Поп повеселел. Что уже там расходы! И стал он просить отца, чтобы только припомнил и рассказал ему: что такое архиерей особенно уважал в прежней жизни?
А отец его попнхнул рукою в брюхо и говорит:
– Эге! Поди-ка ты шельма какой! Так я тебе это и скажу! Мало ли что мы тогда с ним любили в оные молодецкие годы, так ведь в теперешнем его звании не все то и годится.
– Ну, а в пищепитании?
– В пищепитании он, как и вообще духовные, выше всего обожал зажаренную поросячью шкурку, но и сей вкус, без сомнений, он ныне был должен оставить.
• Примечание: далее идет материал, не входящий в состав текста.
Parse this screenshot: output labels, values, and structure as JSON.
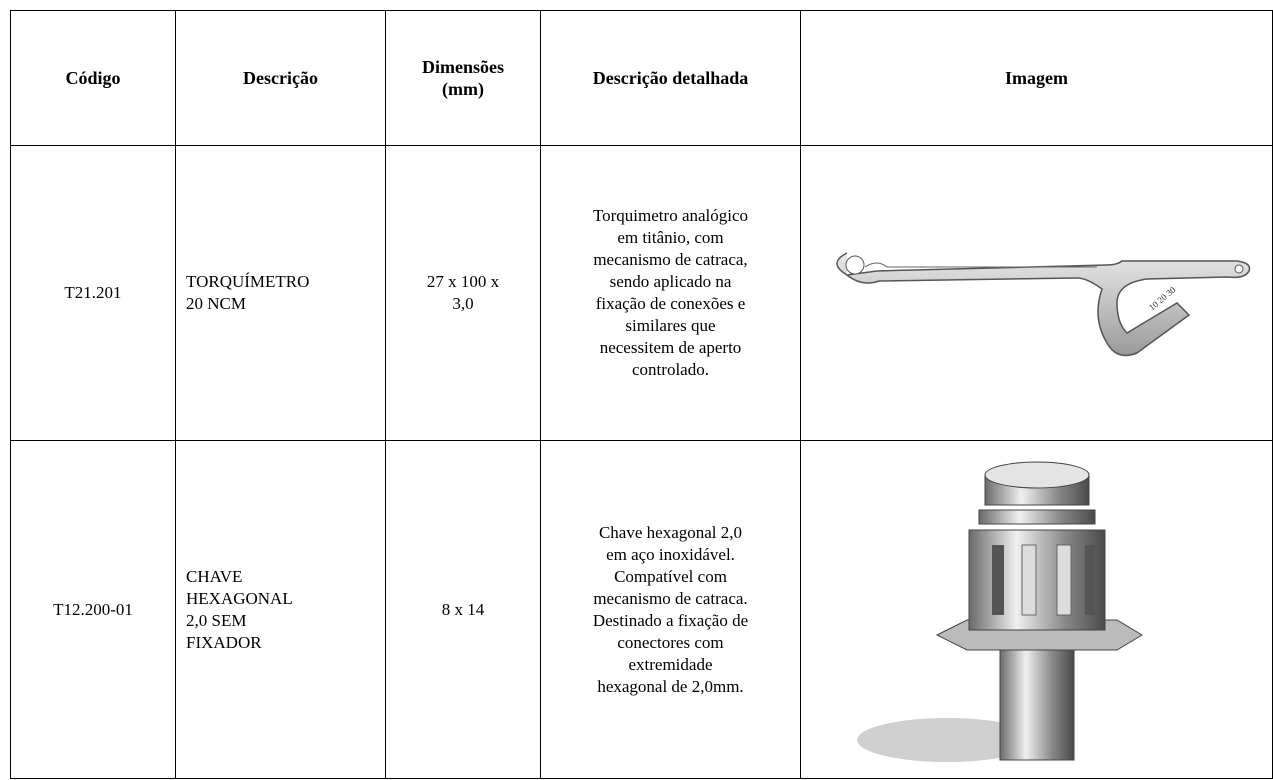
{
  "table": {
    "headers": [
      [
        "Código"
      ],
      [
        "Descrição"
      ],
      [
        "Dimensões",
        "(mm)"
      ],
      [
        "Descrição  detalhada"
      ],
      [
        "Imagem"
      ]
    ],
    "rows": [
      {
        "code": "T21.201",
        "description": [
          "TORQUÍMETRO",
          "20 NCM"
        ],
        "dimensions": [
          "27 x 100 x",
          "3,0"
        ],
        "details": [
          "Torquimetro analógico",
          "em titânio, com",
          "mecanismo de catraca,",
          "sendo aplicado na",
          "fixação de conexões e",
          "similares que",
          "necessitem de aperto",
          "controlado."
        ]
      },
      {
        "code": "T12.200-01",
        "description": [
          "CHAVE",
          "HEXAGONAL",
          "2,0 SEM",
          "FIXADOR"
        ],
        "dimensions": [
          "8 x 14"
        ],
        "details": [
          "Chave hexagonal 2,0",
          "em aço inoxidável.",
          "Compatível com",
          "mecanismo de catraca.",
          "Destinado a fixação de",
          "conectores com",
          "extremidade",
          "hexagonal de 2,0mm."
        ]
      }
    ]
  }
}
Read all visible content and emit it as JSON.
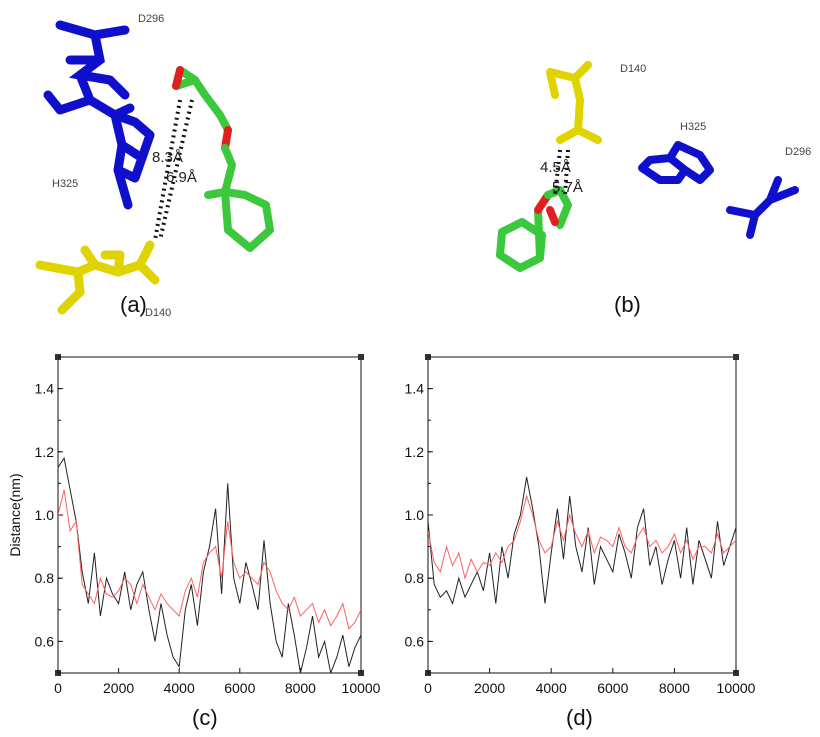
{
  "panels": {
    "a": {
      "caption": "(a)",
      "labels": {
        "d296": "D296",
        "h325": "H325",
        "d140": "D140"
      },
      "distances": [
        "8.3Å",
        "6.9Å"
      ]
    },
    "b": {
      "caption": "(b)",
      "labels": {
        "d140": "D140",
        "h325": "H325",
        "d296": "D296"
      },
      "distances": [
        "4.5Å",
        "5.7Å"
      ]
    },
    "c": {
      "caption": "(c)"
    },
    "d": {
      "caption": "(d)"
    }
  },
  "colors": {
    "residue_blue": "#1010cc",
    "residue_yellow": "#e0d400",
    "ligand_green": "#3cc83c",
    "oxygen_red": "#e02020",
    "series_black": "#222222",
    "series_red": "#ff6060"
  },
  "chart_data": [
    {
      "id": "c",
      "type": "line",
      "ylabel": "Distance(nm)",
      "xlabel": "",
      "xlim": [
        0,
        10000
      ],
      "ylim": [
        0.5,
        1.5
      ],
      "xticks": [
        "0",
        "2000",
        "4000",
        "6000",
        "8000",
        "10000"
      ],
      "yticks": [
        "0.6",
        "0.8",
        "1.0",
        "1.2",
        "1.4"
      ],
      "grid": false,
      "x": [
        0,
        200,
        400,
        600,
        800,
        1000,
        1200,
        1400,
        1600,
        1800,
        2000,
        2200,
        2400,
        2600,
        2800,
        3000,
        3200,
        3400,
        3600,
        3800,
        4000,
        4200,
        4400,
        4600,
        4800,
        5000,
        5200,
        5400,
        5600,
        5800,
        6000,
        6200,
        6400,
        6600,
        6800,
        7000,
        7200,
        7400,
        7600,
        7800,
        8000,
        8200,
        8400,
        8600,
        8800,
        9000,
        9200,
        9400,
        9600,
        9800,
        10000
      ],
      "series": [
        {
          "color": "#222222",
          "values": [
            1.15,
            1.18,
            1.08,
            0.98,
            0.82,
            0.72,
            0.88,
            0.68,
            0.8,
            0.75,
            0.72,
            0.82,
            0.7,
            0.78,
            0.82,
            0.7,
            0.6,
            0.72,
            0.62,
            0.55,
            0.52,
            0.7,
            0.78,
            0.65,
            0.82,
            0.9,
            1.02,
            0.75,
            1.1,
            0.8,
            0.72,
            0.85,
            0.78,
            0.7,
            0.92,
            0.72,
            0.6,
            0.55,
            0.72,
            0.62,
            0.5,
            0.58,
            0.68,
            0.55,
            0.6,
            0.5,
            0.55,
            0.62,
            0.52,
            0.58,
            0.62
          ]
        },
        {
          "color": "#ff6060",
          "values": [
            1.0,
            1.08,
            0.95,
            0.98,
            0.78,
            0.75,
            0.72,
            0.8,
            0.75,
            0.74,
            0.76,
            0.8,
            0.78,
            0.72,
            0.78,
            0.74,
            0.7,
            0.75,
            0.72,
            0.7,
            0.68,
            0.76,
            0.8,
            0.74,
            0.85,
            0.88,
            0.9,
            0.8,
            0.98,
            0.85,
            0.8,
            0.82,
            0.8,
            0.78,
            0.85,
            0.82,
            0.76,
            0.72,
            0.7,
            0.74,
            0.68,
            0.7,
            0.72,
            0.66,
            0.7,
            0.65,
            0.68,
            0.72,
            0.64,
            0.66,
            0.7
          ]
        }
      ]
    },
    {
      "id": "d",
      "type": "line",
      "ylabel": "Distance(nm)",
      "xlabel": "",
      "xlim": [
        0,
        10000
      ],
      "ylim": [
        0.5,
        1.5
      ],
      "xticks": [
        "0",
        "2000",
        "4000",
        "6000",
        "8000",
        "10000"
      ],
      "yticks": [
        "0.6",
        "0.8",
        "1.0",
        "1.2",
        "1.4"
      ],
      "grid": false,
      "x": [
        0,
        200,
        400,
        600,
        800,
        1000,
        1200,
        1400,
        1600,
        1800,
        2000,
        2200,
        2400,
        2600,
        2800,
        3000,
        3200,
        3400,
        3600,
        3800,
        4000,
        4200,
        4400,
        4600,
        4800,
        5000,
        5200,
        5400,
        5600,
        5800,
        6000,
        6200,
        6400,
        6600,
        6800,
        7000,
        7200,
        7400,
        7600,
        7800,
        8000,
        8200,
        8400,
        8600,
        8800,
        9000,
        9200,
        9400,
        9600,
        9800,
        10000
      ],
      "series": [
        {
          "color": "#222222",
          "values": [
            0.98,
            0.78,
            0.74,
            0.76,
            0.72,
            0.8,
            0.74,
            0.78,
            0.82,
            0.76,
            0.88,
            0.72,
            0.9,
            0.8,
            0.94,
            1.0,
            1.12,
            1.02,
            0.9,
            0.72,
            0.88,
            1.02,
            0.86,
            1.06,
            0.9,
            0.82,
            0.96,
            0.78,
            0.9,
            0.86,
            0.82,
            0.94,
            0.88,
            0.8,
            0.96,
            1.02,
            0.84,
            0.9,
            0.78,
            0.86,
            0.92,
            0.8,
            0.96,
            0.78,
            0.92,
            0.86,
            0.8,
            0.98,
            0.84,
            0.9,
            0.96
          ]
        },
        {
          "color": "#ff6060",
          "values": [
            0.95,
            0.85,
            0.82,
            0.9,
            0.84,
            0.88,
            0.8,
            0.86,
            0.82,
            0.85,
            0.84,
            0.88,
            0.85,
            0.9,
            0.92,
            0.98,
            1.06,
            1.0,
            0.92,
            0.88,
            0.9,
            0.98,
            0.92,
            1.0,
            0.94,
            0.9,
            0.95,
            0.88,
            0.93,
            0.92,
            0.9,
            0.96,
            0.9,
            0.88,
            0.93,
            0.96,
            0.9,
            0.92,
            0.88,
            0.9,
            0.94,
            0.88,
            0.92,
            0.86,
            0.9,
            0.9,
            0.88,
            0.94,
            0.88,
            0.9,
            0.92
          ]
        }
      ]
    }
  ]
}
А ты не будь-ка ленив, да слетай в город и разузнай о нынешнем его расположении от костыльника.
Поп Маркел живо слетал и, возвратясь, сказал: «Ныне владыка всему предпочитает уху из разгневанного налима». И для того сейчас же положили разыскать и приобресть налима, и привезть его живого, и, повязав его дратвою за жабры, пустить его гулять в пруд, и так воспитывать, пока владыка приедет, и тогда налима вытащить на сушу, и принесть его в корыте, и огорчать его постепенно розгами; а когда он рассердится как нельзя более и печень ему вспухнет, тогда убить его и изварить уху.
Архиерею же папаша написал письмо на большом листе, но с небольшою вежливостью, потому что такой уже у него был военный характер. Прописано было в коротком шутливом тоне приветствие и приглашение, что когда он приедет к нам в Перегуды, то чтобы не позабыл, что тут живет его старый камрад, «с которым их в одной степени в бурсе палями бито и за виски драно». А в закончении письма стояла просьба: «не пренебречь нашим хлебом-солью и заезжать к нам кушать уху из печеней разгневанного налима».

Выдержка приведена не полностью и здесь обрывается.